Fight with Tom from The Wanted not quite as dramatic as it might seem
Posted on 5 June 2011 | 6:06pm
You can be fairly sure that if The Mail put me as a lead story online, it won’t be because they want me to appear all warm and cuddly.
As my daughter has just told me, a 54-year-old former spin doctor getting into a bit of a scrap with a boy band singer, especially one from a band as popular as The Wanted, is not exactly the most grown-up behaviour.
However, first of all let us not overstate the nature of the scrap. Tom was playing for The Wanted, and I was playing for Burnley fans, in a Soccer Six tournament at Turf Moor, Burnley. We were one nil up. It was a competitive match. Tom had tackled me hard a couple of times, and I had tackled him a couple of times, including one that was a bit clumsy and mistimed.
The actual skirmish, which the Mail is gleefully covering if twitter is anything to go by, was not as bad as it looks, and in the pictures where I appear to be angriest I am actually shouting at my son, who had stormed in amid the pushing and shoving between me and Tom. It was the kind of thing people see on football pitches all the time, resolved by team-mates without the referee even having to resort to giving a free kick. The Wanted team were perfectly friendly at the end, though they had lost.

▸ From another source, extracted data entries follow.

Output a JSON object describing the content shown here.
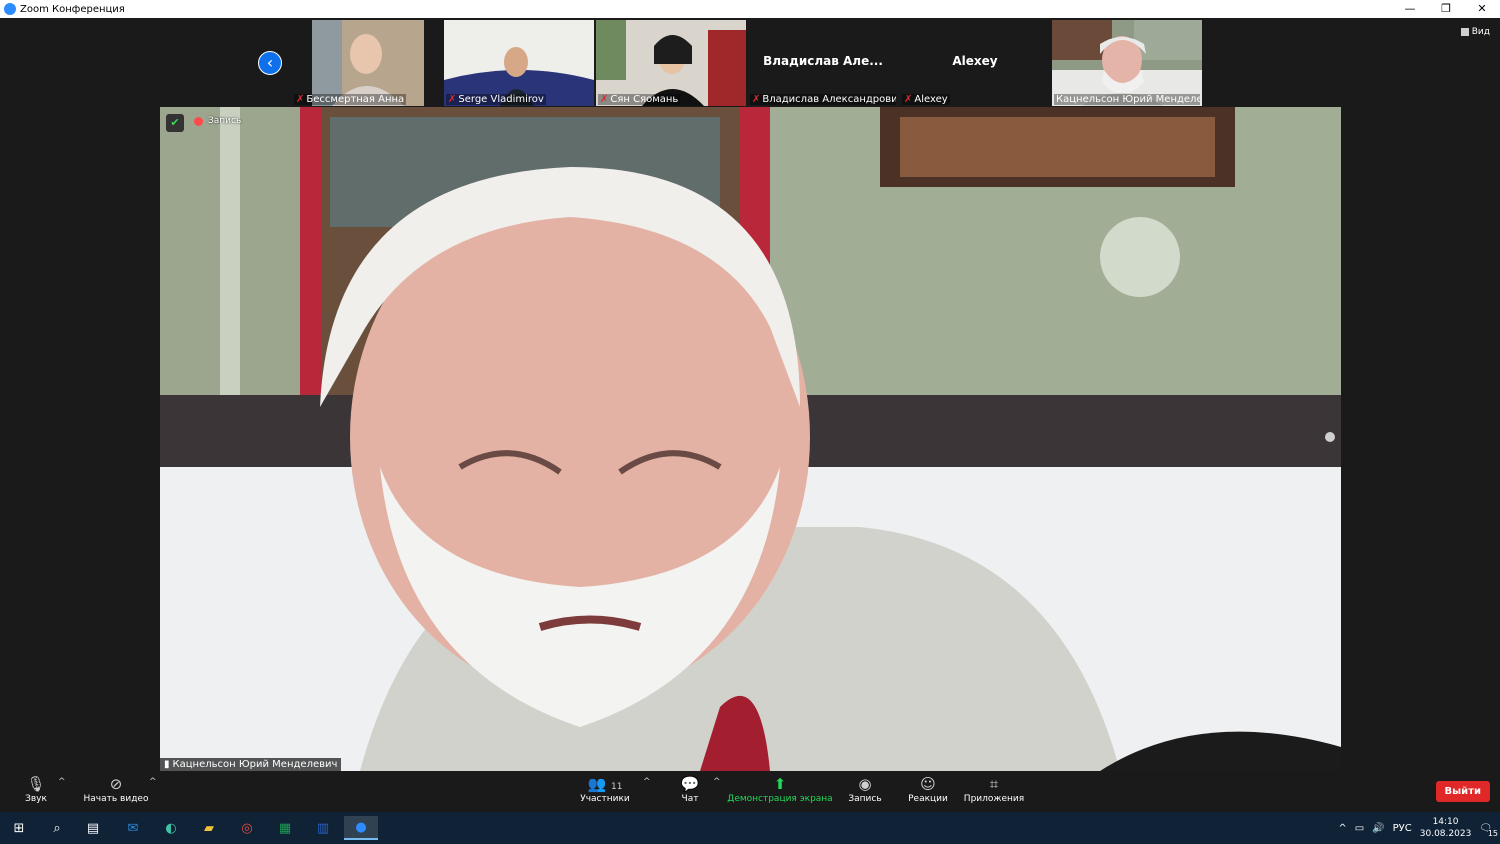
{
  "window": {
    "title": "Zoom Конференция",
    "controls": {
      "minimize": "—",
      "restore": "❐",
      "close": "✕"
    }
  },
  "view_button": {
    "label": "Вид"
  },
  "participants_strip": [
    {
      "name": "Бессмертная Анна",
      "has_video": true,
      "muted": true,
      "active": false,
      "center_name": ""
    },
    {
      "name": "Serge Vladimirov",
      "has_video": true,
      "muted": true,
      "active": false,
      "center_name": ""
    },
    {
      "name": "Сян Сяомань",
      "has_video": true,
      "muted": true,
      "active": false,
      "center_name": ""
    },
    {
      "name": "Владислав Александрович...",
      "has_video": false,
      "muted": true,
      "active": false,
      "center_name": "Владислав Але..."
    },
    {
      "name": "Alexey",
      "has_video": false,
      "muted": true,
      "active": false,
      "center_name": "Alexey"
    },
    {
      "name": "Кацнельсон Юрий Менделев...",
      "has_video": true,
      "muted": false,
      "active": true,
      "center_name": ""
    }
  ],
  "main_video": {
    "recording_label": "Запись",
    "speaker_name": "Кацнельсон Юрий Менделевич"
  },
  "toolbar": {
    "audio_label": "Звук",
    "video_label": "Начать видео",
    "participants_label": "Участники",
    "participants_count": "11",
    "chat_label": "Чат",
    "share_label": "Демонстрация экрана",
    "record_label": "Запись",
    "reactions_label": "Реакции",
    "apps_label": "Приложения",
    "leave_label": "Выйти"
  },
  "taskbar": {
    "language": "РУС",
    "time": "14:10",
    "date": "30.08.2023",
    "notifications": "15"
  },
  "colors": {
    "accent": "#0e71eb",
    "active_speaker": "#23d959",
    "leave": "#e02828",
    "taskbar": "#0f2236"
  }
}
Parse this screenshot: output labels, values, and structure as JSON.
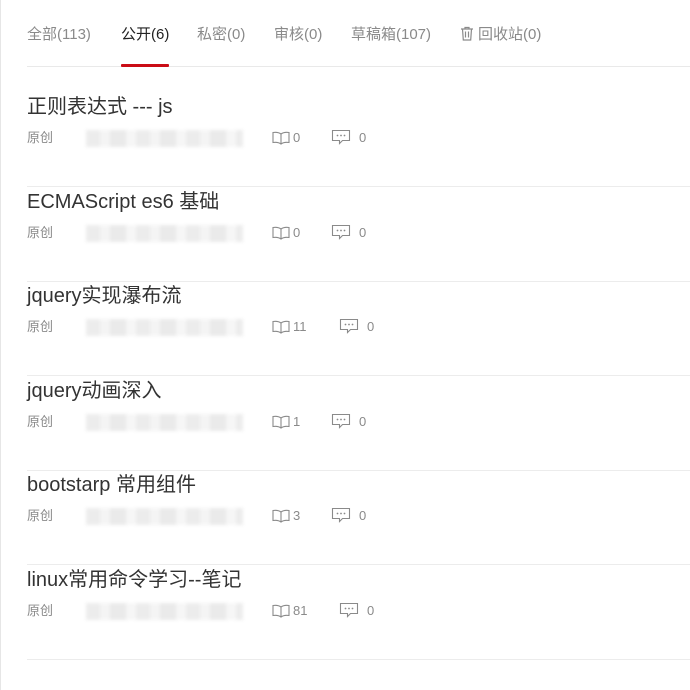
{
  "tabs": [
    {
      "label": "全部(113)"
    },
    {
      "label": "公开(6)"
    },
    {
      "label": "私密(0)"
    },
    {
      "label": "审核(0)"
    },
    {
      "label": "草稿箱(107)"
    },
    {
      "label": "回收站(0)",
      "icon": "trash-icon"
    }
  ],
  "active_tab": "公开(6)",
  "accent_color": "#ca0c16",
  "articles": [
    {
      "title": "正则表达式 --- js",
      "type": "原创",
      "reads": "0",
      "comments": "0"
    },
    {
      "title": "ECMAScript es6 基础",
      "type": "原创",
      "reads": "0",
      "comments": "0"
    },
    {
      "title": "jquery实现瀑布流",
      "type": "原创",
      "reads": "11",
      "comments": "0"
    },
    {
      "title": "jquery动画深入",
      "type": "原创",
      "reads": "1",
      "comments": "0"
    },
    {
      "title": "bootstarp 常用组件",
      "type": "原创",
      "reads": "3",
      "comments": "0"
    },
    {
      "title": "linux常用命令学习--笔记",
      "type": "原创",
      "reads": "81",
      "comments": "0"
    }
  ],
  "icons": {
    "reads": "book-icon",
    "comments": "comment-icon"
  }
}
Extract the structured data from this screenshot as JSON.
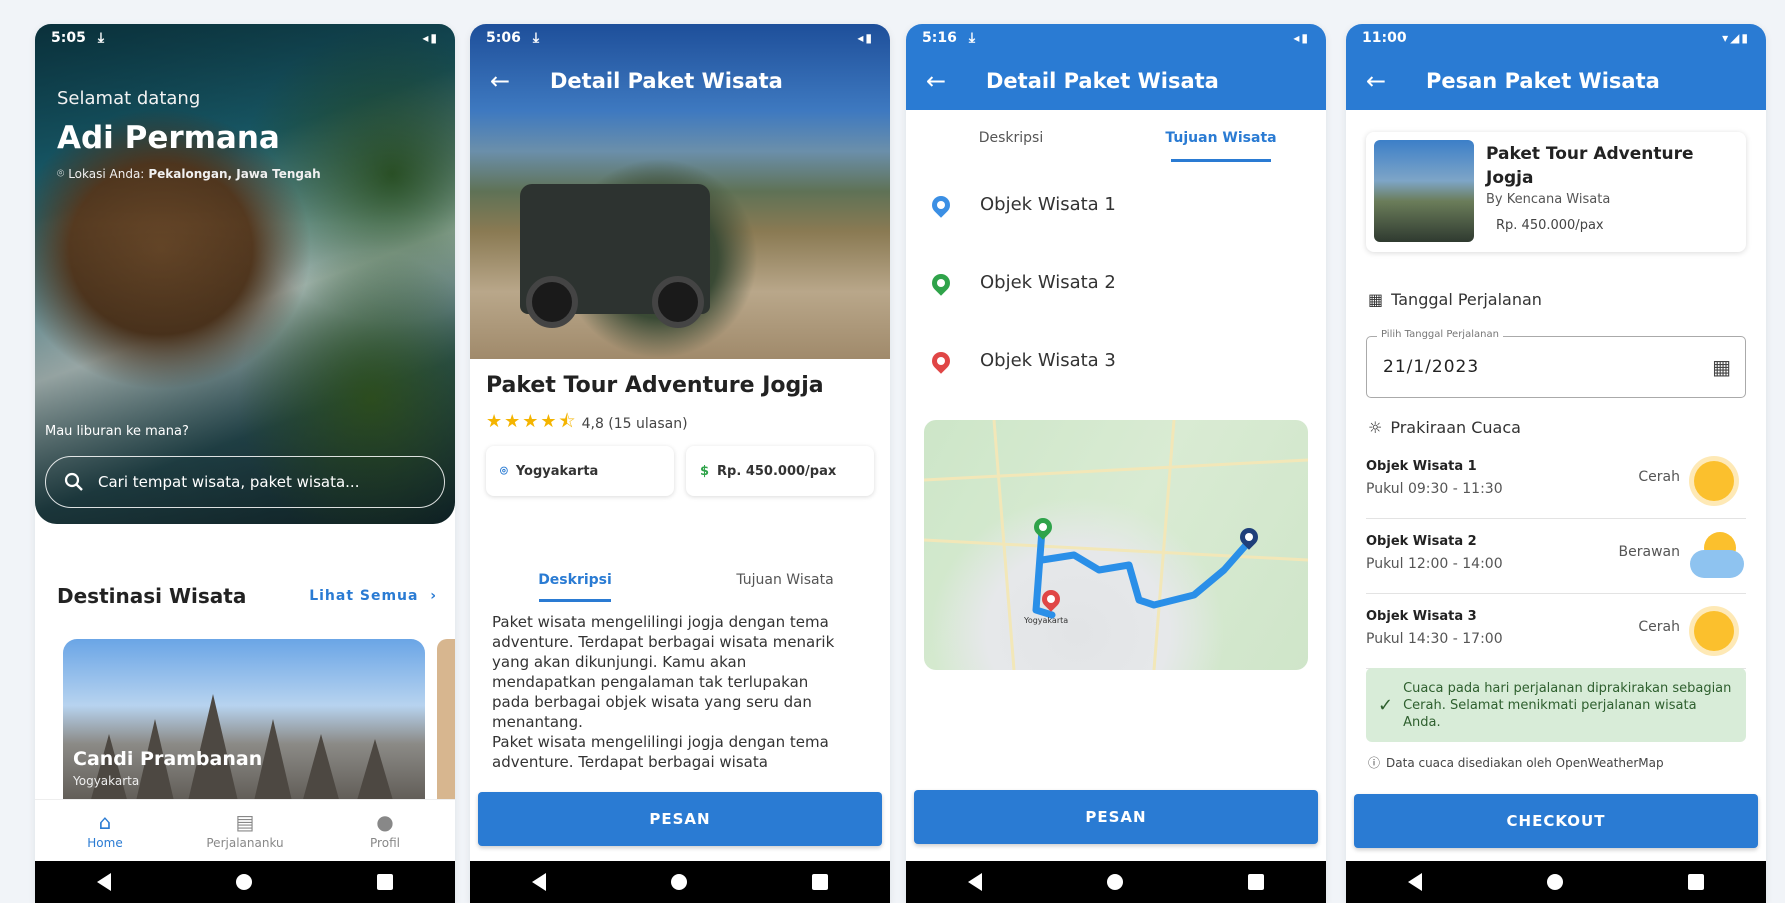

What The Mail has managed to do in that lovely way it has is link this skirmish with a later incident when Tom was carried off on a stretcher. I would just like to point out that this happened in a subsequent match, in which I was not involved.
So to those fans of The Wanted protesting on twitter that I broke his leg – I didn’t, and I was also pleased to learn as we left the stadium that the injury was not as serious as first thought, so nobody did.
We finally went out in the quarter finals to a team from Hollyoaks, though I was given a Star Player award – so I can’t have been that bad, or that dirty. free kicks conceded – nil.
Thanks to Soccer Six for organising it, thanks to Burnley for asking me to play, and don’t believe everything you read in the Mail.